Games industry trade body ELSPA (Europe's ESRB equivalent) urges parents looking to purchase video and computer games for Christmas to always check the game's packaging for the PEGI age ratings and content descriptors.

PEGI age ratings appear on game packaging and are intended to protect children and help the public make informed choices when buying games for children. ELSPA believes PEGI empowers parents to make the right gaming choices for their children.

Games sold in the UK clearly display PEGI ratings - a pan-European gaming-specific rating system instigated and used by all the major games publishers across Europe. PEGI age ratings provide a reliable indication of the suitability of the game content for the protection of minors.

The PEGI ratings are as follows:

  • PEGI 3+ - The game content is considered suitable for all age groups.
  • PEGI 7+ - The game may contain some violence of a non-realistic nature in relation to fantasy characters, which might be frightening to very children but is considered suitable for those aged 7 and over.
  • PEGI 12+ - The game may include instances of violence of a non-realistic nature, but only towards fantasy characters. There is no violence towards human-looking characters or recognisable animals. Suitable for players aged 12 and over.
  • PEGI 16+ - Adult behaviour and violence can start to look life-like. Suitable for players 16 and over.
  • PEGI 18+ - The adult classification is applied to games that are suitable only for an adult audience. Subject matter and graphical details can mirror levels of detail in the storytelling found in adult television programmes and movies. Suitable for those 18 years old and over.
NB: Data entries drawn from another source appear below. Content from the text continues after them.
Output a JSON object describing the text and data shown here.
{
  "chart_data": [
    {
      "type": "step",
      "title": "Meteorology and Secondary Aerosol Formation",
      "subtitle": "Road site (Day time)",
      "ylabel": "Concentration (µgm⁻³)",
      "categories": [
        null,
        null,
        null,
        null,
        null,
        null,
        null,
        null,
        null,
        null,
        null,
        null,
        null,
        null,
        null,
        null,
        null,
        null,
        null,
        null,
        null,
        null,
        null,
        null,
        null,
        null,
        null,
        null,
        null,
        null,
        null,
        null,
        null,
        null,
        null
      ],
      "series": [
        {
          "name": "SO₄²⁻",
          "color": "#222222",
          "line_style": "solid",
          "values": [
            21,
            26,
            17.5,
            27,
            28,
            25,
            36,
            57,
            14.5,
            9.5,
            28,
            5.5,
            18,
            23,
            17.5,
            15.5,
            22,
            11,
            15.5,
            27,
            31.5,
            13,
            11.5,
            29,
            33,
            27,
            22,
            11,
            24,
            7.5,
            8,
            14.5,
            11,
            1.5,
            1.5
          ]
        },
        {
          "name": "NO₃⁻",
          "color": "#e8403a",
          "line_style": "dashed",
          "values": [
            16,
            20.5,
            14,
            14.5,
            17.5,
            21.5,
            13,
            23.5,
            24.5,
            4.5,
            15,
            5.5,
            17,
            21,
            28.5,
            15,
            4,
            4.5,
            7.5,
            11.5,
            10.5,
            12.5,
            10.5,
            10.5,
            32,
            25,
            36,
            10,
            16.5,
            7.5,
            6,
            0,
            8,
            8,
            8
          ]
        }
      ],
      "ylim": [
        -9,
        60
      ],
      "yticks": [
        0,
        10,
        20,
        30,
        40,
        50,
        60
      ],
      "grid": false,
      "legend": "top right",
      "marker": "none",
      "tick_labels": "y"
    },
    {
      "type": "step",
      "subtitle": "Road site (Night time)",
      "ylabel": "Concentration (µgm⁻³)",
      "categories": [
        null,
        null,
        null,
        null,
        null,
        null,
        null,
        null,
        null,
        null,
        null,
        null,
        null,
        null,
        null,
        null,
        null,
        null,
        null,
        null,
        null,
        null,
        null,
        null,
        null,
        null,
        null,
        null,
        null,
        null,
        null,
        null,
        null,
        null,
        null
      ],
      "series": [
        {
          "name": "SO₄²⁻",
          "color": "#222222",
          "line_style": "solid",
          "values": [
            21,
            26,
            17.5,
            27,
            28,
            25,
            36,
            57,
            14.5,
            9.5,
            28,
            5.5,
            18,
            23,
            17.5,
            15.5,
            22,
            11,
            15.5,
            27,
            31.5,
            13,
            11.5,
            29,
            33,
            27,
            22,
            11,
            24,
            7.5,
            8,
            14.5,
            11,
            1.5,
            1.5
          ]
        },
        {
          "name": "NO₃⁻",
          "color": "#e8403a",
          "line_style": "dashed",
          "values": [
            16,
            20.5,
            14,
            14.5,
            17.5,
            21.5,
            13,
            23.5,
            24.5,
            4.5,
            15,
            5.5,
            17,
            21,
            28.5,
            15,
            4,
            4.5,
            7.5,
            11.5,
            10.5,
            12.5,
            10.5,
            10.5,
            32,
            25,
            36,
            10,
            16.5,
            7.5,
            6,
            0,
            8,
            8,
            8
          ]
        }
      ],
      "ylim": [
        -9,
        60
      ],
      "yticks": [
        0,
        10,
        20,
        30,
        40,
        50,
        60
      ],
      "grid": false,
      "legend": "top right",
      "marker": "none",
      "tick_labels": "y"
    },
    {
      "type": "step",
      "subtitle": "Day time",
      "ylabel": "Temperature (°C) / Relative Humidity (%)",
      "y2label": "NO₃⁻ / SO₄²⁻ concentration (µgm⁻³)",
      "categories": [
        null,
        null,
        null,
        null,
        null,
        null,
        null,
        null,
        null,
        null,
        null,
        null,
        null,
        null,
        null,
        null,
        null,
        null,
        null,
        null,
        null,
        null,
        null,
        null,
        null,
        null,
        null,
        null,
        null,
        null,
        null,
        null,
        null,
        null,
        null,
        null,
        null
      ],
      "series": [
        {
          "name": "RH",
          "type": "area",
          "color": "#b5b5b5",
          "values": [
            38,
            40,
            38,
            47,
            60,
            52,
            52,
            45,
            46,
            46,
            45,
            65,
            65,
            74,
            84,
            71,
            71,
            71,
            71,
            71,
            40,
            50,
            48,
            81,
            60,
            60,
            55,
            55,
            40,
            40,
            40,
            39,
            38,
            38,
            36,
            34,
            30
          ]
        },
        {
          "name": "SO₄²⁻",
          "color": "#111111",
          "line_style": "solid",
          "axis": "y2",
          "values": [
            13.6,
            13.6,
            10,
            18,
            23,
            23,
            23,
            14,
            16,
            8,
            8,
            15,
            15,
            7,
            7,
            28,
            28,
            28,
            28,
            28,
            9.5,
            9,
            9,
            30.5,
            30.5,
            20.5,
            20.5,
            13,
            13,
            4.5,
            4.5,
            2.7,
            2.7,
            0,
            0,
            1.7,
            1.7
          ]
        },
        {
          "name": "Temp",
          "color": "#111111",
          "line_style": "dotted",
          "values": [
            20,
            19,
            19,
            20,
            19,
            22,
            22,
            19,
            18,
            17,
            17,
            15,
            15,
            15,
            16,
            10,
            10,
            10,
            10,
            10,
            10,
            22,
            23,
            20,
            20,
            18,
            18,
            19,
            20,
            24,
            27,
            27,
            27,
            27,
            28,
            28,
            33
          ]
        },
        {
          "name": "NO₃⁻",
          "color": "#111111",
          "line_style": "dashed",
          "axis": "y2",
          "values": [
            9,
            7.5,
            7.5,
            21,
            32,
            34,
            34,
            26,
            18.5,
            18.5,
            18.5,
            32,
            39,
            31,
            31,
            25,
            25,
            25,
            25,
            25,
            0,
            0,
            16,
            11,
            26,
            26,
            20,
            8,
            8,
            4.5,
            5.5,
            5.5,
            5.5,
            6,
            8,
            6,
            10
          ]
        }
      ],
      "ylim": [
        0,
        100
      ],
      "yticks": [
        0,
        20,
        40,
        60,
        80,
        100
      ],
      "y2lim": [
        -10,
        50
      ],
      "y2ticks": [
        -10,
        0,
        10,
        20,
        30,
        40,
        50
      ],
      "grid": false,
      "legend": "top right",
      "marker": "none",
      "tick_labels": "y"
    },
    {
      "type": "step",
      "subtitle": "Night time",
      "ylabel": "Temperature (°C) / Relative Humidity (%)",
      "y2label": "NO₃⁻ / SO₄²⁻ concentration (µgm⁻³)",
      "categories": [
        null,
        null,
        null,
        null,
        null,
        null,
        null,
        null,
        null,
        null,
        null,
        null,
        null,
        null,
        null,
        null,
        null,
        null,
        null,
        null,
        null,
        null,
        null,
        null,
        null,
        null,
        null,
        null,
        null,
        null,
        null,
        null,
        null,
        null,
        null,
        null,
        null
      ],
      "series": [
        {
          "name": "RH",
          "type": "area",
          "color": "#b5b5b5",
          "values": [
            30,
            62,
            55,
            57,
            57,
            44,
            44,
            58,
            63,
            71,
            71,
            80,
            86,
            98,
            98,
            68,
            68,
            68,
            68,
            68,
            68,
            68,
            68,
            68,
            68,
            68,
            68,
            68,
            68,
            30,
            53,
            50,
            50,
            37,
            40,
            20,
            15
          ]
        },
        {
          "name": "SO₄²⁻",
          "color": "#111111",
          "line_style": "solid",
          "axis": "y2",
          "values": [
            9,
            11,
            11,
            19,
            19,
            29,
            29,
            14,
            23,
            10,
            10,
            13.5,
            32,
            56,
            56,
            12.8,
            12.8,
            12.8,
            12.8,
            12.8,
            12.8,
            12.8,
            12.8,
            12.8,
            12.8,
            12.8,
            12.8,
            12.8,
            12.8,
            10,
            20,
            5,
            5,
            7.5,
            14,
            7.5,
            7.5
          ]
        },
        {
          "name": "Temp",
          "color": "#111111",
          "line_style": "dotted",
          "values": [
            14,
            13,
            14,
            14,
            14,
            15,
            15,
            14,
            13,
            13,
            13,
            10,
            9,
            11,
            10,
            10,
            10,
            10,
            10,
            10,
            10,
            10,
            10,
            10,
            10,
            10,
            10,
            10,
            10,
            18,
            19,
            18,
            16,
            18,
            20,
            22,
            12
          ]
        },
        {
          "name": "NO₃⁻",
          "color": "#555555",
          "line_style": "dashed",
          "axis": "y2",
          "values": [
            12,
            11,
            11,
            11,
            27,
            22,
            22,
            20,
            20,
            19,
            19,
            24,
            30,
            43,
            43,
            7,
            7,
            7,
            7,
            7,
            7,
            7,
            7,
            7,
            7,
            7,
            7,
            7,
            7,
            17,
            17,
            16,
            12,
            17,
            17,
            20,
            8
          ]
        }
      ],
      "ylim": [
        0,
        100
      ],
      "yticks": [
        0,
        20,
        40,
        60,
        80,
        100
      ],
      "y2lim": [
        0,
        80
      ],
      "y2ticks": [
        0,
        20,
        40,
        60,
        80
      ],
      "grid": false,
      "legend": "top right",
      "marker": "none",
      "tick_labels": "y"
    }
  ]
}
The content of each game is also classified using descriptors, below, which provide an indication of what a player can expect to encounter in the game - such as fear represented by a spider.

Michael Rawlinson, Managing Director of ELSPA, said: “With a little over three weeks until Christmas, parents are under increased pressure from children looking to play their favourite games. But not all games are suitable for younger children so the games industry, which always has child safety at the forefront of its mind, knows that it is of paramount importance that parents carefully check the PEGI ratings and descriptors to ensure the game’s suitability for the intended player.”